No meio dessa orquestra de palavras entra o seu neto Artur e dá amostras de sua inteligência, explicando um assunto aprendido na escola. O garoto roubou a cena pela desenvoltura.
       Assim terminou nossa conversa sinfônica...
      A história do Sr. Manoel Salvador me diz que a vida é um sopro, que de repente uma fortaleza reverberante se torna minúscula vergôntea rasgando a terra, tentando... sobreviver. O Sr. Manoel Salvador não reclamou o peso da idade. Explicou apenas que queria muito que sua perna, cujo fêmur de quase um metro o sustentasse.  

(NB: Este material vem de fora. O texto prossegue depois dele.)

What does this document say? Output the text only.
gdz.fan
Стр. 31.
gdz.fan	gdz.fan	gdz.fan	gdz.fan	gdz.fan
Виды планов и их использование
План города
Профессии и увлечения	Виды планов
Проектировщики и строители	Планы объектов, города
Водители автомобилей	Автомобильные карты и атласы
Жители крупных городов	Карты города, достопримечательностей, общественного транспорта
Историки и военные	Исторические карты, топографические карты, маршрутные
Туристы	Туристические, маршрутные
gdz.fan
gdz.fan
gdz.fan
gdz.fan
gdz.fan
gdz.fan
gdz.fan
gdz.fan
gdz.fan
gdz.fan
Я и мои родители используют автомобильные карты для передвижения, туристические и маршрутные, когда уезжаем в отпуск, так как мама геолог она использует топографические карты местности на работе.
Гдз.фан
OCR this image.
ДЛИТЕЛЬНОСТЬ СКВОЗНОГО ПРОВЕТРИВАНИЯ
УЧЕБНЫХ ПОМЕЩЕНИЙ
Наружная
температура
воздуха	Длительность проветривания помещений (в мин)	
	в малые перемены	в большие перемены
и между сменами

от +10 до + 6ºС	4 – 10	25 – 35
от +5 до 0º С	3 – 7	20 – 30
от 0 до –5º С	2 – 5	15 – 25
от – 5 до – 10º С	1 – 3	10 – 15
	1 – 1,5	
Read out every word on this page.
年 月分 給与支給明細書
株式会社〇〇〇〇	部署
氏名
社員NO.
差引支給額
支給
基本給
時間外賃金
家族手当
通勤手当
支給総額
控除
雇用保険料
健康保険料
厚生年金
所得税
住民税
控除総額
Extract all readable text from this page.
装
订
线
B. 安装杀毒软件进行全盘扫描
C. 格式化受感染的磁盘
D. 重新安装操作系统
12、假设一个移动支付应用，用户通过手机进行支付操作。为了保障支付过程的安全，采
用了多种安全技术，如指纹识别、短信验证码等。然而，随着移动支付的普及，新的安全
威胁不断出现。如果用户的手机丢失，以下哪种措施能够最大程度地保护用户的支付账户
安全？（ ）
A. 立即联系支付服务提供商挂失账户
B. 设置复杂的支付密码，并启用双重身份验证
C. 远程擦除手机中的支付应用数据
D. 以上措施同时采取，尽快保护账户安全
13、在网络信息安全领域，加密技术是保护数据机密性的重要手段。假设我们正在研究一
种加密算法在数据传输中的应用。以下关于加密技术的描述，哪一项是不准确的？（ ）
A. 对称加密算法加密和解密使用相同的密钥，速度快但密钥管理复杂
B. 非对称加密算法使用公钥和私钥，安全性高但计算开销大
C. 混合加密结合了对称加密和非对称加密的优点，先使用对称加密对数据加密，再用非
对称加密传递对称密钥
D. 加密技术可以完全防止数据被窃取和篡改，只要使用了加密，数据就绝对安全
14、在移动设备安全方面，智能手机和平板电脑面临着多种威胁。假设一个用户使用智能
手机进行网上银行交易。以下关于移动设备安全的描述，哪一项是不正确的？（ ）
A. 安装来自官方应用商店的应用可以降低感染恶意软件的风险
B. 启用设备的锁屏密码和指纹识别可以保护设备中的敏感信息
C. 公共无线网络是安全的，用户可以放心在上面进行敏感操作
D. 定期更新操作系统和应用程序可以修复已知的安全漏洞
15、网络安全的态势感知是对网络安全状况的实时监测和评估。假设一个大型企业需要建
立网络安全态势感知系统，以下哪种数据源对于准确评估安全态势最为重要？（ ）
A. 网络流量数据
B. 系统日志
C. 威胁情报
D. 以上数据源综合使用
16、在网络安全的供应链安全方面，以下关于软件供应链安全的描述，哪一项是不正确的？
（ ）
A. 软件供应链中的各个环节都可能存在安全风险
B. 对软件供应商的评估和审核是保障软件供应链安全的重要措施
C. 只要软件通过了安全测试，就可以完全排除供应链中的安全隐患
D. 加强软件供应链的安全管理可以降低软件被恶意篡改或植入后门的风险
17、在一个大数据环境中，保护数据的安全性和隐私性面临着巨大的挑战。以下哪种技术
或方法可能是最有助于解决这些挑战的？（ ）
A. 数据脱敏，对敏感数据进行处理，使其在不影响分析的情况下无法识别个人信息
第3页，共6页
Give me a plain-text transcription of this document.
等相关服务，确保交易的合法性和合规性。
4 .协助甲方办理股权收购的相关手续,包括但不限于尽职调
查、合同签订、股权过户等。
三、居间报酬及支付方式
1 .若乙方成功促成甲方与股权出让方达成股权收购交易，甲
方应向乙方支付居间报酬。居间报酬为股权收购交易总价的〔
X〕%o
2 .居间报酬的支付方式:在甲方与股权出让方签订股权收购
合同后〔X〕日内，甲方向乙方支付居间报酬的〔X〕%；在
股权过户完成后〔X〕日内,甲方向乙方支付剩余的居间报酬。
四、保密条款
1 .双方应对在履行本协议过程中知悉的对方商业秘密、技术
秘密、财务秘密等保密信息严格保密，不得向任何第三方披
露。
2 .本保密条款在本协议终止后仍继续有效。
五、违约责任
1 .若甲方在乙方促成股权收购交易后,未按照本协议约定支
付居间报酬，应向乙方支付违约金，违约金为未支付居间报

   Eu não poderia deixar de me curvar a esse homem singular, nobre, sábio, ao qual sempre externei profunda admiração e respeito pelo que ele fez às pessoas.  Para mim esse homem significa mais que muitas autoridades. É homem real, desinteressado, verdadeiro. Sua casinha é um poema de amor. A paisagem fala... é um espaço de verdade... lugar espontâneo... ambiente dele com seus calangos, dele com seus gatos, dele com os passarinhos e o farfalhar das folhas. Tudo o que emoldura o seu Jardim do Éden evoca musicalidade e cultura. Sua vivenda é um museu vivo de verdades, uma aula de incontáveis ciências... Obrigado, Senhor Manoel Salvador por ter sido útil, por ter compartilhado o seu vasto conhecimento e tornado feliz a vida de muitas pessoas. O que seria de nós se não compartilhássemos o conhecimento? Para quê estaríamos aqui se não ensinássemos, se não contássemos o que vimos, o que ouvimos, o que sabemos, o que garimpamos... O senhor, na sua simplicidade sem preço, vale mais que muitos livros repletos de palavras. Mas cheios de vazios...


























Durante o tempo que estive com o Sr. Manoel Salvador, observei sua esposa numa lida sem fim e tive a certeza de que tudo aquilo gritava a vida. Ela, sem a sinfonia da lida com o poço, as galinhas, as plantas, o carrinho de mãe talvez nem estaria mais aqui. A sua vivenda é a sua vida.